Climate data for Boulder, Montana (1991–2020 normals, extremes 1948–present)
| Month | Jan | Feb | Mar | Apr | May | Jun | Jul | Aug | Sep | Oct | Nov | Dec | Year |
| Record high °F (°C) | 59 (15) | 65 (18) | 72 (22) | 83 (28) | 89 (32) | 96 (36) | 101 (38) | 100 (38) | 96 (36) | 87 (31) | 71 (22) | 65 (18) | 101 (38) |
| Mean maximum °F (°C) | 51.8 (11.0) | 53.9 (12.2) | 63.1 (17.3) | 71.4 (21.9) | 79.5 (26.4) | 87.1 (30.6) | 93.1 (33.9) | 91.6 (33.1) | 86.8 (30.4) | 76.4 (24.7) | 60.4 (15.8) | 50.1 (10.1) | 93.9 (34.4) |
| Mean daily maximum °F (°C) | 35.0 (1.7) | 37.8 (3.2) | 46.8 (8.2) | 54.5 (12.5) | 63.6 (17.6) | 72.0 (22.2) | 82.5 (28.1) | 82.0 (27.8) | 71.9 (22.2) | 57.4 (14.1) | 42.4 (5.8) | 33.6 (0.9) | 56.6 (13.7) |
| Daily mean °F (°C) | 23.5 (−4.7) | 25.9 (−3.4) | 33.8 (1.0) | 40.7 (4.8) | 49.4 (9.7) | 57.2 (14.0) | 65.4 (18.6) | 64.1 (17.8) | 55.0 (12.8) | 42.6 (5.9) | 30.5 (−0.8) | 22.5 (−5.3) | 42.6 (5.9) |
| Mean daily minimum °F (°C) | 11.9 (−11.2) | 14.0 (−10.0) | 20.8 (−6.2) | 27.0 (−2.8) | 35.3 (1.8) | 42.5 (5.8) | 48.3 (9.1) | 46.2 (7.9) | 38.1 (3.4) | 27.7 (−2.4) | 18.6 (−7.4) | 11.5 (−11.4) | 28.5 (−1.9) |
| Mean minimum °F (°C) | −15.8 (−26.6) | −9.1 (−22.8) | 1.7 (−16.8) | 13.2 (−10.4) | 21.3 (−5.9) | 30.9 (−0.6) | 38.3 (3.5) | 34.9 (1.6) | 23.9 (−4.5) | 9.1 (−12.7) | −5.4 (−20.8) | −13.8 (−25.4) | −24.1 (−31.2) |
| Record low °F (°C) | −38 (−39) | −39 (−39) | −34 (−37) | −6 (−21) | 9 (−13) | 22 (−6) | 29 (−2) | 19 (−7) | 8 (−13) | −14 (−26) | −34 (−37) | −42 (−41) | −42 (−41) |
| Average precipitation inches (mm) | 0.28 (7.1) | 0.19 (4.8) | 0.40 (10) | 0.78 (20) | 1.86 (47) | 2.30 (58) | 1.38 (35) | 1.12 (28) | 1.10 (28) | 0.64 (16) | 0.48 (12) | 0.27 (6.9) | 10.80 (274) |
| Average precipitation days (≥ 0.01 in) | 5.4 | 5.0 | 6.1 | 7.4 | 11.9 | 11.6 | 8.4 | 7.0 | 6.6 | 7.1 | 5.9 | 6.3 | 88.7 |
Source: NOAA

==Education==
The school districts for the community are Boulder Elementary School District and Jefferson High School District.

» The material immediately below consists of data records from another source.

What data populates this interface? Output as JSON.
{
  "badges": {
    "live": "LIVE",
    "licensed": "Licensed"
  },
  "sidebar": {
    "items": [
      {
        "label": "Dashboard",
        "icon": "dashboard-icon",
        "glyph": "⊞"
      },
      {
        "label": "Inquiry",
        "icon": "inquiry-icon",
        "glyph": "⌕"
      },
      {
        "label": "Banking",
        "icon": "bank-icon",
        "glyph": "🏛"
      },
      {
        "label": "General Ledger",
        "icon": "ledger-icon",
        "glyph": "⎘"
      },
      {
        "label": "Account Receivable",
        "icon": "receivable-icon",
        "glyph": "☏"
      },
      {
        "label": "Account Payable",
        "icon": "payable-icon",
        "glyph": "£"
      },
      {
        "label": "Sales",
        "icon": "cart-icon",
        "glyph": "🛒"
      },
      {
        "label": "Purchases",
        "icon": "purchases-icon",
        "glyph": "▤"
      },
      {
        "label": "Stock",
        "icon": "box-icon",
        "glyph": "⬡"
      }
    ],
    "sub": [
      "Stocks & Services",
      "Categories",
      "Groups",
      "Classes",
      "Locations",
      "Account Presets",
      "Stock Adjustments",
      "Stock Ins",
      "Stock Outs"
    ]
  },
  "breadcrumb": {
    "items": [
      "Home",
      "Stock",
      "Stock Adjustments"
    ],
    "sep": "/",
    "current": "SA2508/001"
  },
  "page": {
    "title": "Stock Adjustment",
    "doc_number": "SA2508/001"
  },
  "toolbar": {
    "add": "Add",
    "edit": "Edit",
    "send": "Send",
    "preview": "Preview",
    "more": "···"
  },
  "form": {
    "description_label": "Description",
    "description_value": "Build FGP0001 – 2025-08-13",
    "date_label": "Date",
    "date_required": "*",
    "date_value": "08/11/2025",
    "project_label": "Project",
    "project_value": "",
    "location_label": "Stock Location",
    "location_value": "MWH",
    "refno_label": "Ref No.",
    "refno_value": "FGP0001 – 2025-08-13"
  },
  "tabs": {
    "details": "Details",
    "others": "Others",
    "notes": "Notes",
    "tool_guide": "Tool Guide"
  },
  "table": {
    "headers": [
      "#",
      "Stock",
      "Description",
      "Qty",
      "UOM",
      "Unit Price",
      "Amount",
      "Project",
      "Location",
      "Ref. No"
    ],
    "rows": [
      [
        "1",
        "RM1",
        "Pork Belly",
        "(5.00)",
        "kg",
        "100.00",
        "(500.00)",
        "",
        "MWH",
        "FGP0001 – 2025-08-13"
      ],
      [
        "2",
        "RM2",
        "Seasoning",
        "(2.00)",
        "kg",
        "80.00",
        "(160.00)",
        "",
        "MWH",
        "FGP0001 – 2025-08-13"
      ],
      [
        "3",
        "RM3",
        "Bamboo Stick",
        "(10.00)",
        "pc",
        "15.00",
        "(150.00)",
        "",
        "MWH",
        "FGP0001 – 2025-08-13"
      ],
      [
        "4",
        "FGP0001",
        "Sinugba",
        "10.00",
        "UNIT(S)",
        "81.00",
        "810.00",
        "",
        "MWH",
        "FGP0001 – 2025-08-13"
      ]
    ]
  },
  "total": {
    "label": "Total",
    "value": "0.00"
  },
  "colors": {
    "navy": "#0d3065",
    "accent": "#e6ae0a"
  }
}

Jefferson High School in Boulder is part of Jefferson High School District #1, covering about 1100 sqmi in the northern half of Jefferson County. The district, based in Boulder, draws students from Basin, Clancy, Jefferson City and Montana City in addition to Boulder. About 280 students in grades 9 through 12 enrolled at the high school in 2007. The school had about 20 teachers and a student-teacher ratio of about 14 to 1. The district also serves students in Basin Elementary District 5, Boulder Elementary District 7, Clancy Elementary District 1, and Montana City Elementary District 27.

The town is served by Boulder Community Library.

==Media==
The Boulder Monitor is a newspaper available either in print or online. It is printed weekly.
A low-power radio station, KEME, 106.3 FM, owned by Jefferson County Disaster and Emergency Services, broadcasts from Boulder. The town also receives radio stations from Butte and Helena.

==Notable people==
- Patrick Duffy, actor, is from Boulder.